The red-hot buy now, pay later (BNPL) sector is suffering its worst day in weeks after payments giant PayPal said it was entering the instalment payment space.

PayPal said on Tuesday it would launch Pay in 4, an instalment credit solution, to US customers by the holiday season.

“With Pay in 4, we’re building on our history as the originator in the buy now, pay later space, coupled with PayPal’s trust and ubiquity, to enable a responsible and flexible way for consumers to shop while providing merchants with a tool that helps drive sales, loyalty and customer choice,” Doug Bland, senior vice president for global credit at PayPal, said in a statement.

By early afternoon Afterpay (ASX:APT) was down almost 10 per cent, while Zip Co (ASX:Z1P) and Sezzle (ASX:SZL) had fallen closer to 12 per cent. Humm owner Flexigroup (ASX:FXL), Openpay (ASX:OPY) and Splitit (ASX:SPT) were down between 5 and 7 per cent.

“It’s an ugly day, because there’s a lot of fear in the market at the moment,” Bell Direct analyst Jessica Amir told Stockhead.
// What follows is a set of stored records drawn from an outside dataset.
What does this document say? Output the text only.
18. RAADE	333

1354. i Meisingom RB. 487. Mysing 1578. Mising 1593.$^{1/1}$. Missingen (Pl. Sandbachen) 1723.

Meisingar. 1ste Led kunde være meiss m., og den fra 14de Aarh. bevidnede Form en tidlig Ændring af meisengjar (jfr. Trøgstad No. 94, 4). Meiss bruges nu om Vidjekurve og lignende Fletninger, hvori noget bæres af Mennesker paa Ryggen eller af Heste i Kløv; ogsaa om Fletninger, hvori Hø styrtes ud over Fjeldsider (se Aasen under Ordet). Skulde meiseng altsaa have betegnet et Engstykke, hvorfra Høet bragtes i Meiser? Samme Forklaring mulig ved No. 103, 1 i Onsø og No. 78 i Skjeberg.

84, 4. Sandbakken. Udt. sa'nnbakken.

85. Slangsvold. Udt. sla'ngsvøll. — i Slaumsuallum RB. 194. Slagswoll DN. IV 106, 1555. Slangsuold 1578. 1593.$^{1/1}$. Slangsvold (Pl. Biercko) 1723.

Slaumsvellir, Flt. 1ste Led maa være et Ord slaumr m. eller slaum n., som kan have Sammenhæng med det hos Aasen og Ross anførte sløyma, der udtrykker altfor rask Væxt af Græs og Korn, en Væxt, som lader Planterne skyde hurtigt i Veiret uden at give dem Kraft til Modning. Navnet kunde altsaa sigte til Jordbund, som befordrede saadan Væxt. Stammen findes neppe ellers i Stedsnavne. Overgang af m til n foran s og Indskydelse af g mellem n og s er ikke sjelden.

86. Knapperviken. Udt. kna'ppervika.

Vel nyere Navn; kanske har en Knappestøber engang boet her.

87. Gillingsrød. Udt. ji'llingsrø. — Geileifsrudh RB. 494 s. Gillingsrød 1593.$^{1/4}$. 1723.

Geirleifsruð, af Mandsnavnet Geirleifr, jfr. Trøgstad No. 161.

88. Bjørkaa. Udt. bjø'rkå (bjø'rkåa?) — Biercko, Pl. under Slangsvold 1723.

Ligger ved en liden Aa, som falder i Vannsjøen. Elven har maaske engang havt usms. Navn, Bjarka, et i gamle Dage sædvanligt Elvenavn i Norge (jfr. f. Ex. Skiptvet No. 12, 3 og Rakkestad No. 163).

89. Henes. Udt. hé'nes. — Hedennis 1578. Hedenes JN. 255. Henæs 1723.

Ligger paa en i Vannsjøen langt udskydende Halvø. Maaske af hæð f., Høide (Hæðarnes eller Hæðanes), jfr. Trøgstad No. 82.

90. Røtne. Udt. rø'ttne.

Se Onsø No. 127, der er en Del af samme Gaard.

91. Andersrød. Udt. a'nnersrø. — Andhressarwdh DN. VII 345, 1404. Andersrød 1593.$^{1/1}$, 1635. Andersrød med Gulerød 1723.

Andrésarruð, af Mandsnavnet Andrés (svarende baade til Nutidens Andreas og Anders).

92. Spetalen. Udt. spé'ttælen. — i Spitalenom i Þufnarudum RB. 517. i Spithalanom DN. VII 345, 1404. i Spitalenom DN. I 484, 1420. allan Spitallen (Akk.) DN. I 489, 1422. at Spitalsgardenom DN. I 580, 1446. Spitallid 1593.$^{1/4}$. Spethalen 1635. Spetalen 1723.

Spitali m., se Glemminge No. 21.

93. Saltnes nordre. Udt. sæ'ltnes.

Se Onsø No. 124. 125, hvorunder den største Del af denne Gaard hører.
“You can just imagine being a fly on the wall in the Afterpay boardroom right now.”

Australian companies have been a leader in the instalment payment solutions space, delivering tremendous growth in the last few years, but there’s always been the chance of a highly successful international player shaking the BNPL tree, Amir said.

“The tree is definitely getting tossed about in the wind. Trees and branches are falling today,” she said.

Tightly held Paypal has 80 per cent of US e-commerce companies already on the platform, as well as 70 per cent of e-commerce customers, Amir said.

“PayPal is a massively profitable, successful international empire,” she said.

PayPal will charge merchants much less than the roughly 5 per cent commissions Afterpay charges, Amir said.

But Pay in 4 will only be good for transactions from $US30 ($41) to $US600 ($811), while Afterpay accepts transactions of up to $US2000.

“I think there’ll be a place for both, the success in the US will be stunted for Afterpay, for Sezzle, for Zip,” Amir said. “But we haven’t heard about Asia.”

The most dominant, Afterpay, also has $1.4bn in cash and “sticky, loyal customers” as well, Amir said.


Zip completes QuadPay purchase

Meanwhile, Zip announced on Tuesday it had completed its acquisition of US-based instalment company QuadPay, which it already had a stake in from when it bought New Zealand-based PartPay for $62.4m last year.

Zip bought QuadPay for 118.8 million in Zip shares – shares that are now worth more than twice as much as when the deal was announced on June 2. At $8.12 a share, the deal is worth nearly $1bn.

“We are thrilled to welcome QuadPay to the Zip family,” Zip chief executive and co-founder Larry Diamond said. “The US is a critical part of our global strategy as merchants increasingly demand global payment solutions.”

QuadPay delivers over 2 million customers and over $US70m in monthly transaction volume to Zip, he said.

Zip is already working closely with the QuadPay team, Diamond said.

The company has also issued $100m in convertible notes and an additional $100m in warrants to an affiliate of US-based Susquehanna Investment Group to drive global growth, he said.